The music contains symbols that Cambodians recognize, he said. For instance, they will know that a music segment means cheers and drinking to a person’s health without the musicians having to put those feelings into it, said Pernoo.

The word improvisation has a different meaning for Western and Cambodian musicians, he said. For Cambodians, it consists of slightly changing or adding notes in performing a segment; and for Westerners, this means getting away from the original piece, said Pernoo.

Of course, the notes themselves vary in concept, he said. In the Western tradition, they are set with mathematical precision, whereas in Cambodian traditional music, notes are closer to natural sounds, said Pernoo.

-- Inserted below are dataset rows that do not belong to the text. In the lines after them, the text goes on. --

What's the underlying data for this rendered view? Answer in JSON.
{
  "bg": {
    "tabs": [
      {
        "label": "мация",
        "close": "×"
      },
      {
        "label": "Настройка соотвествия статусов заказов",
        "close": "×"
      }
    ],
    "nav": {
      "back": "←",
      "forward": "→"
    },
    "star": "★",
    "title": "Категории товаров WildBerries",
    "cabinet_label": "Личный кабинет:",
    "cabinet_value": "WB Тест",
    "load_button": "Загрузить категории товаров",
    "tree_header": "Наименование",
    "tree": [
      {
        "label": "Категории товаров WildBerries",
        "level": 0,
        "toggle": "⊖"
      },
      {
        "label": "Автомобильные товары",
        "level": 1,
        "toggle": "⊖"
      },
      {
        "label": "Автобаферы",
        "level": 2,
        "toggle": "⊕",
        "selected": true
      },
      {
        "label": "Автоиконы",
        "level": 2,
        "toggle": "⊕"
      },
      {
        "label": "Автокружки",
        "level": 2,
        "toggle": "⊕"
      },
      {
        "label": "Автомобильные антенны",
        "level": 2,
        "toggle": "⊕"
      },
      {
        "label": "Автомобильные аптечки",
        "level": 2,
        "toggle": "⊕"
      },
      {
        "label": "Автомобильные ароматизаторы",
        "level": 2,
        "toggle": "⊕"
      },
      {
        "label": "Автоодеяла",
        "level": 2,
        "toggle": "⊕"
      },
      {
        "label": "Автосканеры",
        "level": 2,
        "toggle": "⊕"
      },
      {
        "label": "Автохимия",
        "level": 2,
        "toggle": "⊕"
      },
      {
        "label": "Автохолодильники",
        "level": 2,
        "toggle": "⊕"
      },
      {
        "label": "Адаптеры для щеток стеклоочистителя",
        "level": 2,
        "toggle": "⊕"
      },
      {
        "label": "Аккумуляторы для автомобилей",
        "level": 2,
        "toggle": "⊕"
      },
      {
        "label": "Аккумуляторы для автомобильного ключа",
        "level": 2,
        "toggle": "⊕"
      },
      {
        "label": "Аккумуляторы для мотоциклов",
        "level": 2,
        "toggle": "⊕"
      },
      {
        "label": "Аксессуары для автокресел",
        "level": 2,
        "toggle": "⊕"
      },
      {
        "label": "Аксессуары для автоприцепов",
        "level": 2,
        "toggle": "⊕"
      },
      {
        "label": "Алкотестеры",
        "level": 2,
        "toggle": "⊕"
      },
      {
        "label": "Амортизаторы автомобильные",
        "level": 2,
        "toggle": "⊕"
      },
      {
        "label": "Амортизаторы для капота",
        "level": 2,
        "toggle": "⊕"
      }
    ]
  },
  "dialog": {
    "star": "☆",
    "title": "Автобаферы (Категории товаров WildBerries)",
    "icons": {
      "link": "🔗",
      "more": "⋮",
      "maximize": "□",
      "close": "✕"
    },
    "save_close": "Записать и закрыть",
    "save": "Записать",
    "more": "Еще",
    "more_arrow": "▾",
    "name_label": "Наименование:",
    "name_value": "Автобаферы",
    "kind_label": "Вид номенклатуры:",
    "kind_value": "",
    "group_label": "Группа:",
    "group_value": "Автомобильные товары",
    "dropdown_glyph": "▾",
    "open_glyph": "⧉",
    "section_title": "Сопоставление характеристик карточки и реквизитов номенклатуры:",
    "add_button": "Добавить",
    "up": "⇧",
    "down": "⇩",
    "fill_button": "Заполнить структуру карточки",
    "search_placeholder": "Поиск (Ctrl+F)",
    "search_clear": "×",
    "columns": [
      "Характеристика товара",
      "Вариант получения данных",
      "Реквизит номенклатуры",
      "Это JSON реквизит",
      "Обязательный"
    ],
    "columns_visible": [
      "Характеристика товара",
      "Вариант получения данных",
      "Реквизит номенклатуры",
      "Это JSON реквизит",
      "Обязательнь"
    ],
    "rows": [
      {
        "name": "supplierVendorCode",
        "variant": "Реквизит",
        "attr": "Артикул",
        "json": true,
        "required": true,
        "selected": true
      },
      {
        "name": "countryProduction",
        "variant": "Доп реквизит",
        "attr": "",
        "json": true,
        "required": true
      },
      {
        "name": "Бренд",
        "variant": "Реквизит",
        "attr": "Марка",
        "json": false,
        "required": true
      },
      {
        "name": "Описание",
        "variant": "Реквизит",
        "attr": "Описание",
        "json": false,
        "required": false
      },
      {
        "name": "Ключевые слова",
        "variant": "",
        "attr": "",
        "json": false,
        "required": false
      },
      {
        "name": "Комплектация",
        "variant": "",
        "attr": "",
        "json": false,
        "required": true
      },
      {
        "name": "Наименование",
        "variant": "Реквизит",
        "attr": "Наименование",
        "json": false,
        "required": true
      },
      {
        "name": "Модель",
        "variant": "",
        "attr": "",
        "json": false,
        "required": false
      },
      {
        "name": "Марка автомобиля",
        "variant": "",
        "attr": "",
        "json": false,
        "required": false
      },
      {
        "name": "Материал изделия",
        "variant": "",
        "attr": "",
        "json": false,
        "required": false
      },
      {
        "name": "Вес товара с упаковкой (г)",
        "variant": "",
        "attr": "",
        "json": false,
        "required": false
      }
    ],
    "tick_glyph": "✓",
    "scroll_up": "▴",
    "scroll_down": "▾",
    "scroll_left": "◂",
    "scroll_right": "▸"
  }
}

On the last day of his class, five Cambodian musicians closed their eyes as Pernoo had told them to do. They listened to him talk about color and texture, and about letting life “sing inside you while you play.” Then, they gave a rendition of an 18th century piece by Handel that was filled with emotions. “This has been a very new way to perform for them,” he said.

It has also been new and difficult for Pernoo to play with the university professors. His training to express emotions in music is so ingrained that he didn’t think he could really perform as they did. So Pernoo played a trick with himself: he focused on expressing the feelings of a traditional musician distancing himself from his music.